En vue de "dissuader les pratiques abusives", la proposition vise par ailleurs à faciliter les échanges d'informations d'un pays à l'autre entre les institutions de sécurité sociale et les services de l'inspection du travail, les services de l'immigration ou de l'administration fiscale des États membres, afin de faire en sorte que toutes les obligations juridiques en matière d'emploi, de santé, de sécurité, d'immigration et de taxation soient respectées.
La proposition actualise les règles relatives aux prestations de congé parental.
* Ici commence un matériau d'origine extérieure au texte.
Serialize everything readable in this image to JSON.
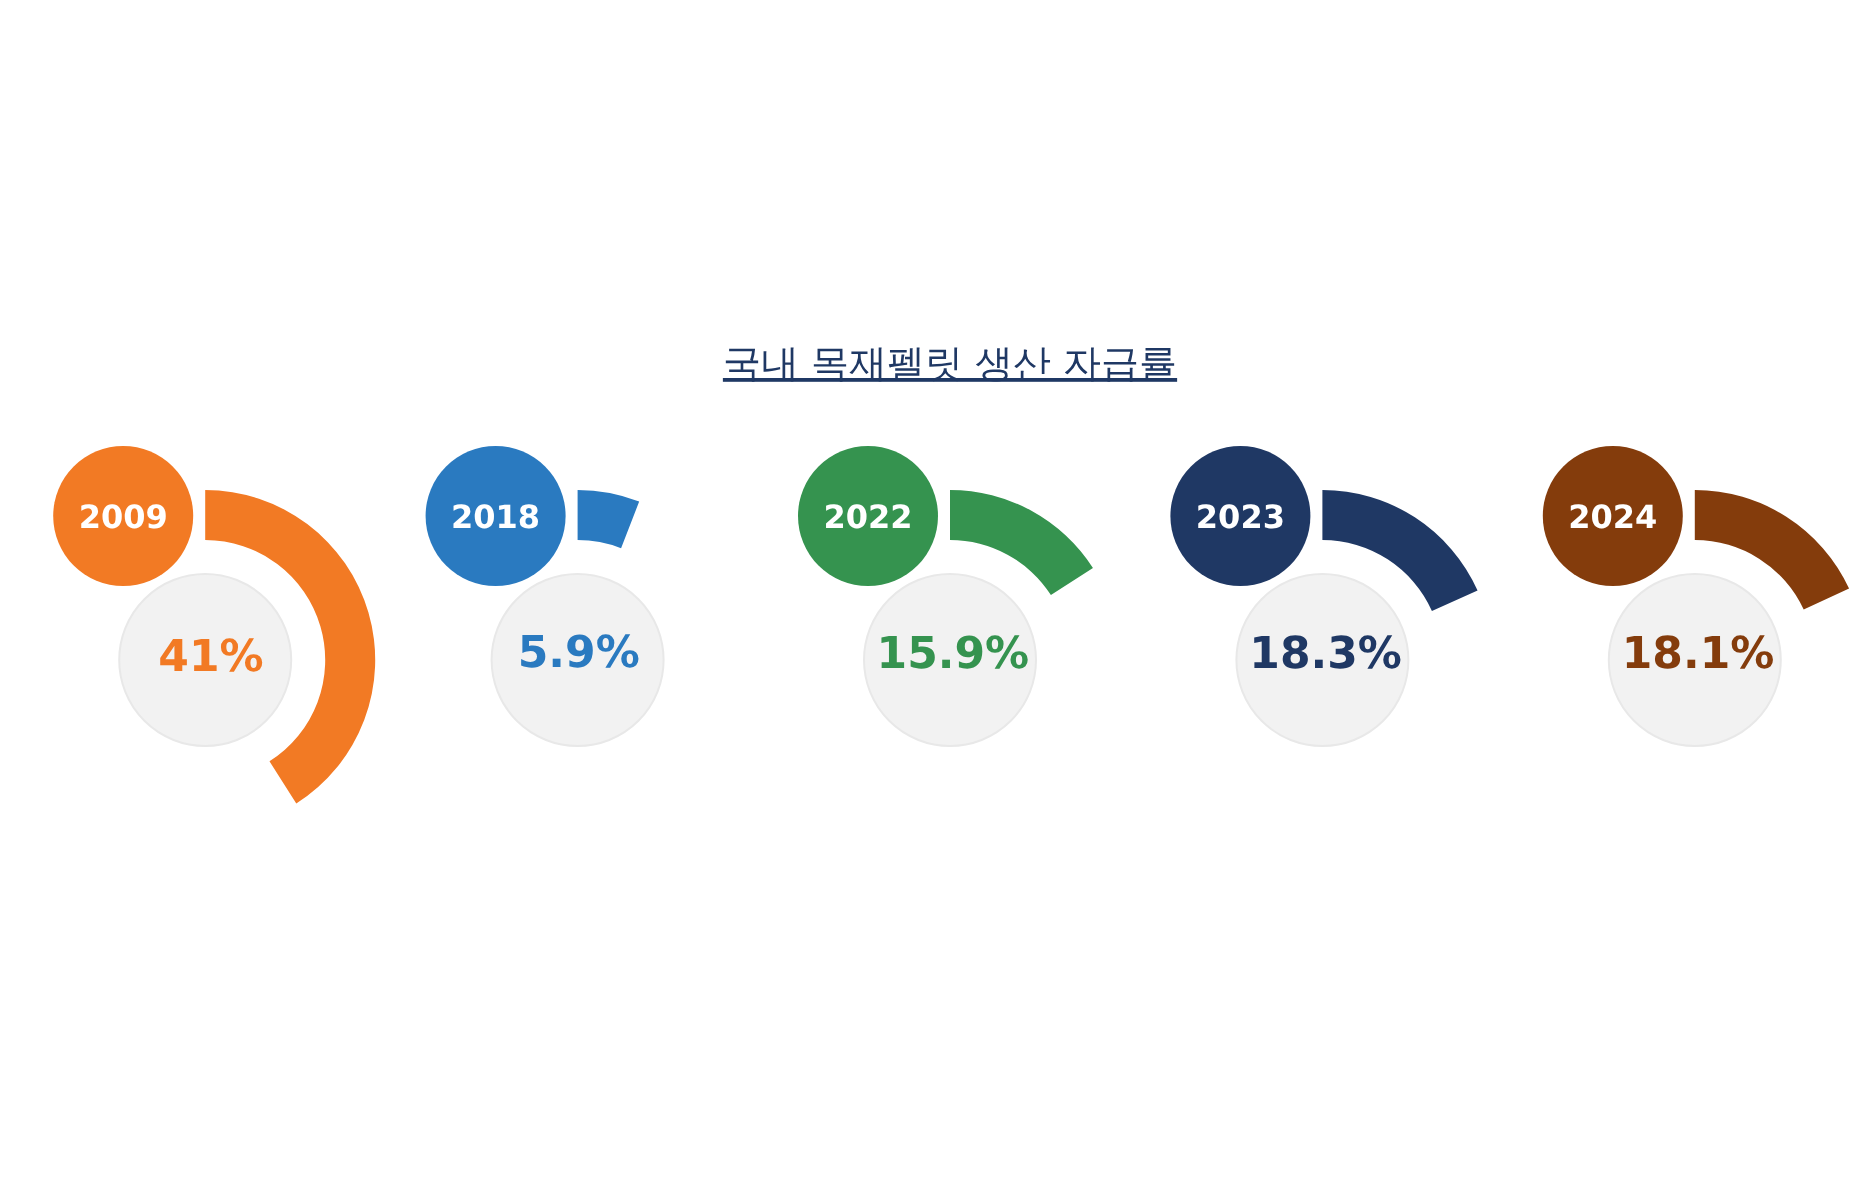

Jusqu'ici, lesdites prestations sont considérées comme bénéficiant à la famille dans son ensemble et sont soumises aux règles anti-cumul, afin d'éviter que deux États membres versent des prestations de sécurité sociale ayant la même finalité et se rapportant à la même période. La modification veut considérer les prestations de congé parental comme un droit individuel du parent, tandis que les États membres auront la faculté de verser des prestations complètes aux deux parents qui travaillent.
La proposition ne modifie par contre pas les règles actuelles en matière d'exportation des prestations familiales. Le pays où le ou les parents travaillent demeure chargé du paiement des prestations familiales, et ce montant ne peut être modifié si l'enfant réside ailleurs.